我当时就愣住了。课代表哎,那可是每次默写都全对,老师眼里的红人。她居然需要我来“听诵”?而且,还是以这么一种……毫无防备的姿势。趴着,声音传出来嗡嗡的,带着点疲惫,还有点说不清的依赖。
“就从‘壬戌之秋’那里开始吧。”她催了一句。我赶紧收回心思,摊开自己的课本,眼睛看着那熟悉的《赤壁赋》,耳朵却竖得尖尖的,捕捉她每一个含糊的音节。她的背诵很流畅,但中间偶尔会卡一下,像是在某个词上打了个结。每到这时候,她趴着的肩膀会轻轻动一下,仿佛在用力把那个词从记忆深处拽出来。
这感觉太奇怪了。平时在老师面前,她总是站得笔直,声音清亮,一字不差。而现在,她趴着,声音从木头桌面上反弹过来,有点软,有点近,甚至能听到她轻轻的呼吸声夹杂在文言的句读里。这种状态下的“学习”,忽然有了一种不一样的温度。它不再是课堂上的表演,而更像是一种分享,甚至是……一种信任。她把不熟练、会卡壳的部分,就这样摊开在我面前。
“纵一苇之所如,凌万顷之茫然……”她背到这里,停住了。沉默了大概有五六秒,只有窗外的蝉在聒噪。“后面是……浩浩乎如冯虚御风……”我小声地,几乎是下意识地提示了前半句。“而不知其所止!”她立刻接上了,声音里带着一丝豁然开朗的轻快,趴着的身体也松弛了下来。
就在这个瞬间,我好像忽然明白了点什么。她需要的,或许不只是一个“监听器”,而是一个在场的、能给予即时反馈的“回音壁”。这个趴着的姿态,卸下了所有“课代表”的盔甲,让她可以暂时不必完美。而我这个听众的存在,就像一面镜子,或者一个安全网,让她可以放心地去尝试、去磕绊,直到把那些文字真正内化成自己的东西。这种“陪伴式学习”,效果似乎比一个人正襟危坐地苦背要好得多。
声音里的另一种专注
后来,这事儿好像成了我们之间一个心照不宣的小仪式。每到复习阶段,如果教室里人走得差不多了,她有时就会很自然地趴过来,让我听听她的背诵。有时候是古文,有时候是英文段落。我也渐渐习惯了这种角色,甚至开始期待。因为在这个过程中,我发现自己也受益良多。

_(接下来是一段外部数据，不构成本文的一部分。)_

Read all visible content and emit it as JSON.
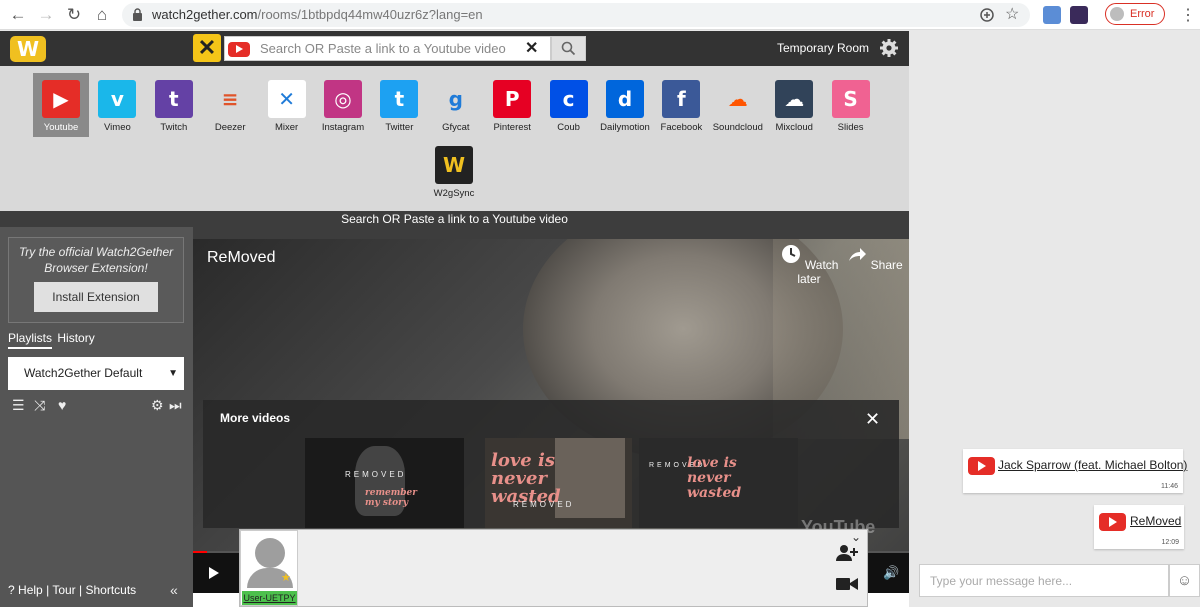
{
  "browser": {
    "url_host": "watch2gether.com",
    "url_path": "/rooms/1btbpdq44mw40uzr6z?lang=en",
    "error_label": "Error"
  },
  "topbar": {
    "search_placeholder": "Search OR Paste a link to a Youtube video",
    "room_title": "Temporary Room"
  },
  "services": [
    {
      "label": "Youtube",
      "icon": "youtube-icon",
      "color": "#e52d27",
      "glyph": "▶",
      "active": true
    },
    {
      "label": "Vimeo",
      "icon": "vimeo-icon",
      "color": "#1ab7ea",
      "glyph": "v"
    },
    {
      "label": "Twitch",
      "icon": "twitch-icon",
      "color": "#6441a5",
      "glyph": "t"
    },
    {
      "label": "Deezer",
      "icon": "deezer-icon",
      "color": "#d9d9d9",
      "glyph": "≡"
    },
    {
      "label": "Mixer",
      "icon": "mixer-icon",
      "color": "#ffffff",
      "glyph": "✕"
    },
    {
      "label": "Instagram",
      "icon": "instagram-icon",
      "color": "#c13584",
      "glyph": "◎"
    },
    {
      "label": "Twitter",
      "icon": "twitter-icon",
      "color": "#1da1f2",
      "glyph": "t"
    },
    {
      "label": "Gfycat",
      "icon": "gfycat-icon",
      "color": "#d9d9d9",
      "glyph": "g"
    },
    {
      "label": "Pinterest",
      "icon": "pinterest-icon",
      "color": "#e60023",
      "glyph": "P"
    },
    {
      "label": "Coub",
      "icon": "coub-icon",
      "color": "#0050e6",
      "glyph": "c"
    },
    {
      "label": "Dailymotion",
      "icon": "dailymotion-icon",
      "color": "#0066dc",
      "glyph": "d"
    },
    {
      "label": "Facebook",
      "icon": "facebook-icon",
      "color": "#3b5998",
      "glyph": "f"
    },
    {
      "label": "Soundcloud",
      "icon": "soundcloud-icon",
      "color": "#d9d9d9",
      "glyph": "☁"
    },
    {
      "label": "Mixcloud",
      "icon": "mixcloud-icon",
      "color": "#314359",
      "glyph": "☁"
    },
    {
      "label": "Slides",
      "icon": "slides-icon",
      "color": "#f06292",
      "glyph": "S"
    },
    {
      "label": "W2gSync",
      "icon": "w2gsync-icon",
      "color": "#222222",
      "glyph": "W"
    }
  ],
  "search_strip": "Search OR Paste a link to a Youtube video",
  "sidebar": {
    "promo_line1": "Try the official Watch2Gether",
    "promo_line2": "Browser Extension!",
    "install_label": "Install Extension",
    "tab_playlists": "Playlists",
    "tab_history": "History",
    "playlist_selected": "Watch2Gether Default",
    "help": "Help",
    "tour": "Tour",
    "shortcuts": "Shortcuts",
    "sep": "|"
  },
  "player": {
    "title": "ReMoved",
    "watch_later": "Watch later",
    "share": "Share",
    "more_videos": "More videos",
    "thumb1_text": "REMOVED",
    "thumb1_sub": "remember my story",
    "thumb2_text": "love is never wasted",
    "thumb2_sub": "REMOVED",
    "thumb3_text": "love is never wasted",
    "thumb3_sub": "REMOVED",
    "watermark": "YouTube",
    "progress": 0.02
  },
  "users": [
    {
      "name": "User-UETPY"
    }
  ],
  "chat": {
    "messages": [
      {
        "text": "Jack Sparrow (feat. Michael Bolton)",
        "time": "11:46"
      },
      {
        "text": "ReMoved",
        "time": "12:09"
      }
    ],
    "input_placeholder": "Type your message here..."
  }
}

为了能听出她的对错,我自己必须先搞得滚瓜烂熟。为了在她卡顿时能精准提示,我必须理解文句前后的逻辑。这比自己埋头背,效率高多了。而且,听着她声音里那些细微的犹豫和确定,我仿佛也能触摸到知识本身的脉络——哪里是难点,哪里容易混淆。这种通过“聆听”和“反馈”来达成的深层理解,是独自刷题很难获得的。
有一次她问,会不会耽误我时间。我摇摇头,心里想的是,这哪儿是耽误啊。在这个大家都埋头刷题、争分夺秒的环境里,能有这么一小段时光,用最原始的方式——“诵”与“听”,来共享一段文字,琢磨一段韵律,其实是一种奢侈。它让学习这个硬邦邦的词,变得有了点柔软的烟火气。
再后来,毕业了,各奔东西。但直到现在,每当我在生活中遇到需要“啃”下来的硬骨头,无论是难懂的报告,还是复杂的技能,我有时都会想起那个午后。我会找个信任的朋友,或者干脆自己对自己说:“来,帮我听听,这段我理解得对不对。”那种趴下来,卸下所有包袱,坦诚自己还不熟练、还需要帮助的姿态,或许才是面对任何新事物时,最真诚也最有效的起点。
课代表当年趴着的,不只是一张课桌,或许也是一种对完美的暂时告别。而那个午后清晰的“背诵声”,连同那份沉静的“学习反馈”,却意外地教会了我,有时候,放低一点,才能听得更真切,走得更扎实。